03.11. Beim EDC. Die Gespräche im Nachbarraum. Ich höre was von Wunde. „Sie merken, wo ich den Finger reinmache da hinten?“….“Ihr Stuhl muss sich da durcharbeiten. Bei manchen Frauen sind die Därme so. Da können Sie nichts dafür. Das sitzt dann da drin und dann fangen Sie an zu pressen und damit machen Sie sich den Beckenboden kaputt“. Irgendwie kommt mir das bekannt vor und ich höre sie: „Ja, aber das stört, wenn ich auf die Bühne muss“. Dann kommt der Doktor zu mir. Meine Werte sind gut, die Flohsamen soll ich nehmen bis der Stuhl die gewünschte Konsistenz hat und die Darmspiegelung gibt es erst mit 50, alles klar. Nehme Stift mit. Und dafür war ich aufgeregt? Gerichtspost. Frau Reimann könnte ich auch mal einen Kalender machen. Mein 18-Jähriger hat verschlafen und kommt nicht. Wir wollten den Kontoeröffnungsantrag ausfüllen. Kaffee mit dem Kollegen, den ich diese und nächste Woche kaum sehen werde. Der Bandname steht (sie musste sich entscheiden, weil die Konzertankündigung oder das Plakat raus musste). Viele Dinge. Gerade ist Bewährung abgelaufen und Verfahrenskosten wurden niedergeschlagen, steht Termin beim Gerichtsvollzieher am Mittwoch an. Er hat zufällig heute seine eine Stunde Sprechzeit und ständig ist besetzt. Ich schicke Fax und erreiche ihn dann 3 Minuten nach der Zeit. Er weiß schon, wer dran ist und begrüßt mich mit Namen. Legt er den Hörer daneben bis die Stunde rum ist, will ich wissen. Es geht um irgendwelche Gerichts- oder Strafsachen. Hebt dem Termin übermorgen erst mal auf und schickt mir die Sachen. Ausgerechnet heute, wo ich die Post kriege, dass die letzte Sache erledigt ist. Meine Arbeit darf auch nicht zu Ende gehen. Mein Neuer kommt nicht, nur Mutter mit Haftantritt. Stephan bringt mir Knäckebrot. Das hatte ich mir fürs Büro gewünscht. Immer schön Käse und Butter und Honig.

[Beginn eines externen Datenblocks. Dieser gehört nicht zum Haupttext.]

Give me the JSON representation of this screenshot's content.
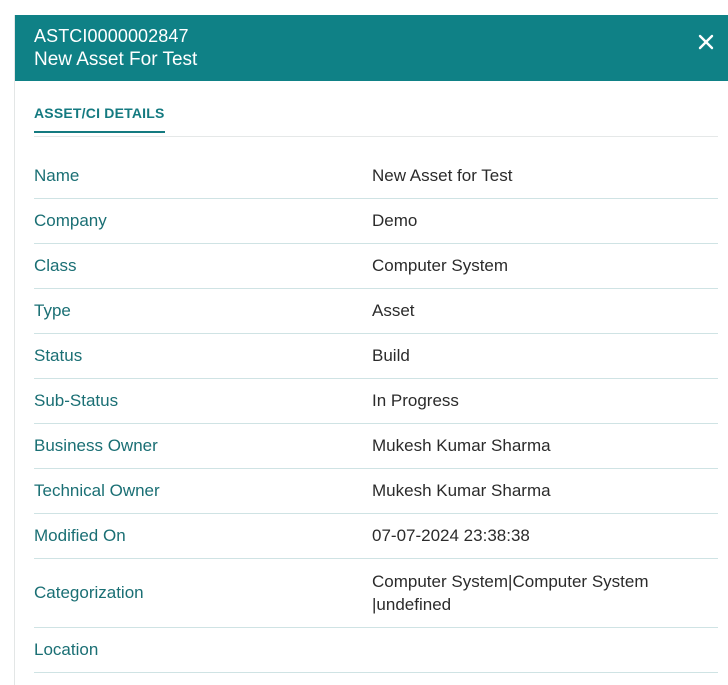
{
  "header": {
    "asset_id": "ASTCI0000002847",
    "asset_name": "New Asset For Test",
    "background_color": "#0f8186",
    "close_icon": "close-icon"
  },
  "tabs": [
    {
      "label": "ASSET/CI DETAILS",
      "active": true
    }
  ],
  "details": [
    {
      "label": "Name",
      "value": "New Asset for Test"
    },
    {
      "label": "Company",
      "value": "Demo"
    },
    {
      "label": "Class",
      "value": "Computer System"
    },
    {
      "label": "Type",
      "value": "Asset"
    },
    {
      "label": "Status",
      "value": "Build"
    },
    {
      "label": "Sub-Status",
      "value": "In Progress"
    },
    {
      "label": "Business Owner",
      "value": "Mukesh Kumar Sharma"
    },
    {
      "label": "Technical Owner",
      "value": "Mukesh Kumar Sharma"
    },
    {
      "label": "Modified On",
      "value": "07-07-2024 23:38:38"
    },
    {
      "label": "Categorization",
      "value": "Computer System|Computer System |undefined"
    },
    {
      "label": "Location",
      "value": ""
    }
  ]
}
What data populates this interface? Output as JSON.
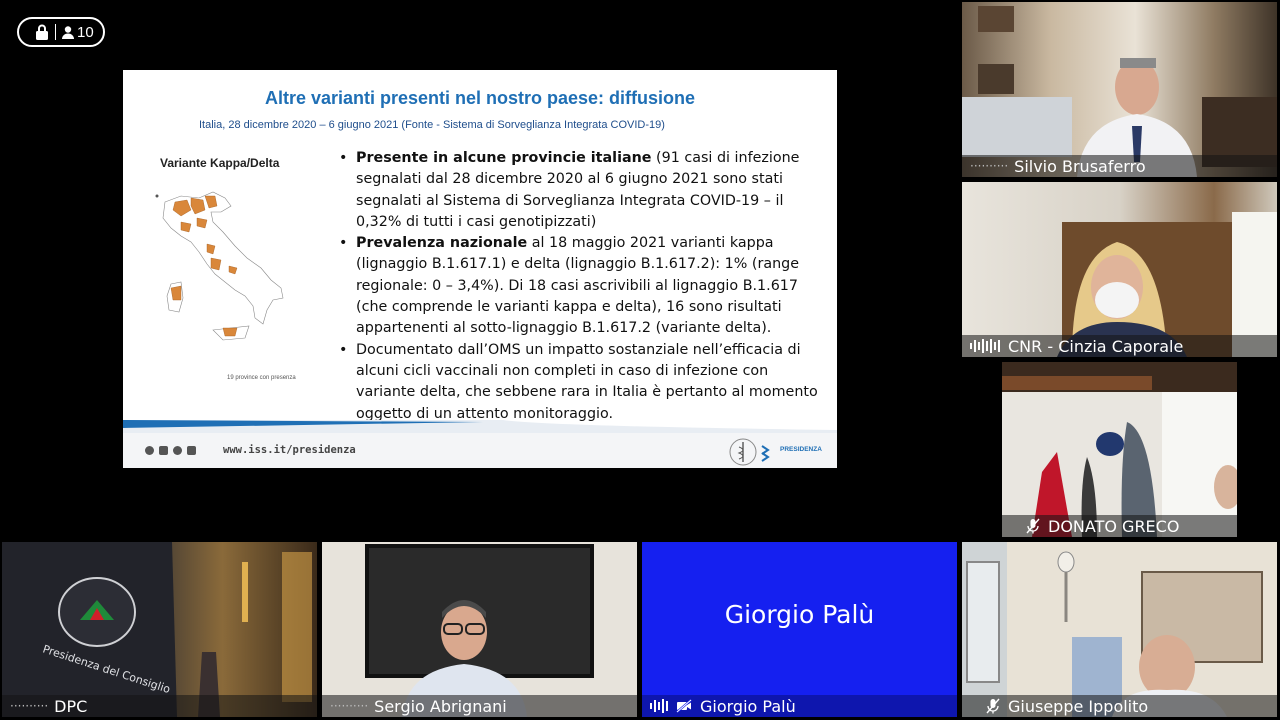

Nachmittags kommt nur die Mutter, aber nicht der neue Betreuter, der multiplen Substanzmissbrauch betreibt. Sie bringt Ladung zum Haftantritt mit. Wir besprechen, was jeweils zu tun ist. Auf Dauer komme ich damit nicht aus, wenn sie immer alleine kommt. Ich muss schon ihren Sohn sehen. Hammerfoto erfreut den Nachmittag.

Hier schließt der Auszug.